In keeping with the mango season, we went for mango mastani (listed as a shake on the menu) as our dessert for the evening. We opted for this over the Kulfi, and the gajar halwa. It was one heavenly dessert, and we definitely recommend it over other options. We closed our evening with the soothing Ayurvedic kadha tea (comes sans milk and is a good alternative to masala chai) and some more conversation. 

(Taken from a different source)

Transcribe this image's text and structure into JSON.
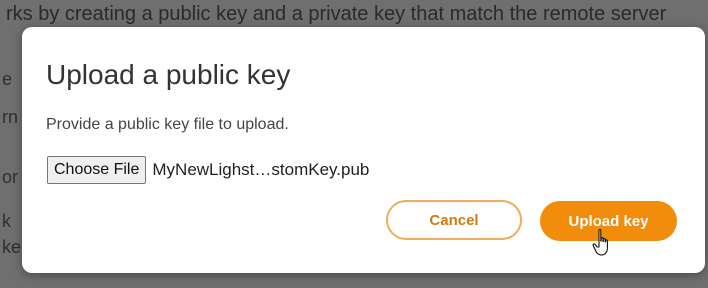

We ask Harbinder Singh what is that one most important thing he has learnt over all these years in the restaurant business? “Quality”, he replies without batting an eyelid. “Quality brings repeat customers, happy customers, and builds business”. As we speak of Covid and the slow opening up of eating places, we learn the restaurant has provided lunch boxes everyday via the “too good to go” app for the Covid hit. To quote Yotam Ottolenghi, ‘Food can bring people together in a way nothing else could’! So what are the favorite dishes of the man who loves to feed others? Lamm Masala and the vegetarian bhindi kadai masala, he replies with a childlike smile.

As we drive back home, one thing that strikes both of us is that the restaurant lives up to its name in every way – It gives you a taste of Indian food as well as a taste of hospitality and service.  Swaad gives a taste of India and does it Dil Se!

Photograph of Sowgandhika Krishnan and Tripti Abhijatha at Restaurant Swaad


Amenities and Accessibility

The restaurant has high chairs, and parking is available for patrons. However, there are limitations to wheelchair accessibility. The restaurant is easily accessible from the Zurich HB (main station) and from Sihlcity, via trams. 

Opening Times: Mon to Fri: 11 hrs to 14 hrs and 17.30 hrs to 22.30 hrs, daily buffet from 11 hrs to 14 hrs

Location: Uetlibergstrasse 166, 8045

Photo Credit: Tripti Abhijatha & Sowgandhika Krishnan


Disclaimer: Namaste Switzerland was invited to review this restaurant. The meal was complimentary. Opinions expressed belong solely to the content provider. Namaste Switzerland does not undertake any financial/reputational/legal/misrepresentational impact or other obligations/liabilities that may arise from the content.